Real estate investment trust Alexandria Real Estate Equities (ARE) will raise its quarterly dividend by 2.6 percent to $1.18 per share in Q2 of 2022. The year 2021 marked 12 years of higher dividends by the REIT with the company typically announcing two dividend hikes every year.
The next ARE dividend is payable on July 15, 2022, to shareholders of record on June 30, 2022. The common stock dividend for the 12 months ending June 30, 2022, of $4.72 per common share represents an increase of 24 cents, or 6 percent, over the 12 months ended June 30, 2021. The new annual dividend rate of $4.72 per ARE share yields 2,8% at a stock price of $165.
ARE DIVIDEND HISTORY
- Years increased: 13 (as of 2022)
- Average 5 year CAGR: 5.6%
- Annual dividend payment: $731 million
- Biggest dividend hike this decade: 2013 (+21.4%)

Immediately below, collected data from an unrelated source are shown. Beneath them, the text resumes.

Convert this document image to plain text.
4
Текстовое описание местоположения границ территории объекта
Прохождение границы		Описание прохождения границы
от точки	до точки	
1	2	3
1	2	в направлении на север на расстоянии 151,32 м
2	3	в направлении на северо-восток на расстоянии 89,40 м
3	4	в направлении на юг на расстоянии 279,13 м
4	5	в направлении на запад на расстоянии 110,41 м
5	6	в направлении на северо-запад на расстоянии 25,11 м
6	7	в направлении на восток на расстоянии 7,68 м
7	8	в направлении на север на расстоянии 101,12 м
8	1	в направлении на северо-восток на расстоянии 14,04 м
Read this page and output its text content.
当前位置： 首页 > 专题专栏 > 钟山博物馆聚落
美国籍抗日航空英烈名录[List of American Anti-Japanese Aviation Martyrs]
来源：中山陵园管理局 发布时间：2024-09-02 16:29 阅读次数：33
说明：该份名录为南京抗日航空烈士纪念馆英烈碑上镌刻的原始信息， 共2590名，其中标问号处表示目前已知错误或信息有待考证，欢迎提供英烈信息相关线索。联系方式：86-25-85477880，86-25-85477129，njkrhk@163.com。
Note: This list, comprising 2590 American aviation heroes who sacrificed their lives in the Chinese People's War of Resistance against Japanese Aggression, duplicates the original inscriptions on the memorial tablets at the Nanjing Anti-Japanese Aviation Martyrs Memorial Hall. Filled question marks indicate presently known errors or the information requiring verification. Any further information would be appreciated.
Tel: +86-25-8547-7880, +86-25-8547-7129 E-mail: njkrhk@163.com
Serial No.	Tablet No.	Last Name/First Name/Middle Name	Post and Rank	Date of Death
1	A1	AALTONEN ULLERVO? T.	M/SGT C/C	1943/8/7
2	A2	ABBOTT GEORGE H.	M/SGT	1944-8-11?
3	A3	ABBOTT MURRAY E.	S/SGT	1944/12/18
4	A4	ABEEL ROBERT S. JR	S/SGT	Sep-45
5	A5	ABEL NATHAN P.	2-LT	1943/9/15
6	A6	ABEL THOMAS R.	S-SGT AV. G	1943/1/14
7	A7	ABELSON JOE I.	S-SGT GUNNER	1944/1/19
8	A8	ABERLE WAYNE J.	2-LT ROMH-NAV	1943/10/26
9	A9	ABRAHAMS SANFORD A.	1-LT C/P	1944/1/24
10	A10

In its press release ARE states that `the dividend allows the company to share its continued high-quality, strong and increasing net cash provided by operating activities with its common shareholders while it retains significant cash provided by operating activities for reinvestment into its highly leased pipeline of development and redevelopment of new Class A properties. The company's funds from operations (FFO) payout ratio (quarterly common stock dividends divided by quarterly funds from operations) remains favorably low at 57 percent for the three months ended March 31, 2022. Additionally, growth in net cash provided by operating activities after dividends continues to generate opportunities to increase the company's quarterly cash dividend per common share while enabling it to maintain a low FFO payout ratio.`
Alexandria Real Estate Equities, Inc. is an urban office real estate investment trust (REIT) focused on collaborative life science and technology campuses in AAA innovation cluster locations. Its locations include Greater Boston, San Francisco, New York City, San Diego, Seattle, Maryland and Research Triangle. Alexandria Real Estate Equities was founded in 1994 and has paid a dividend every year since 1997.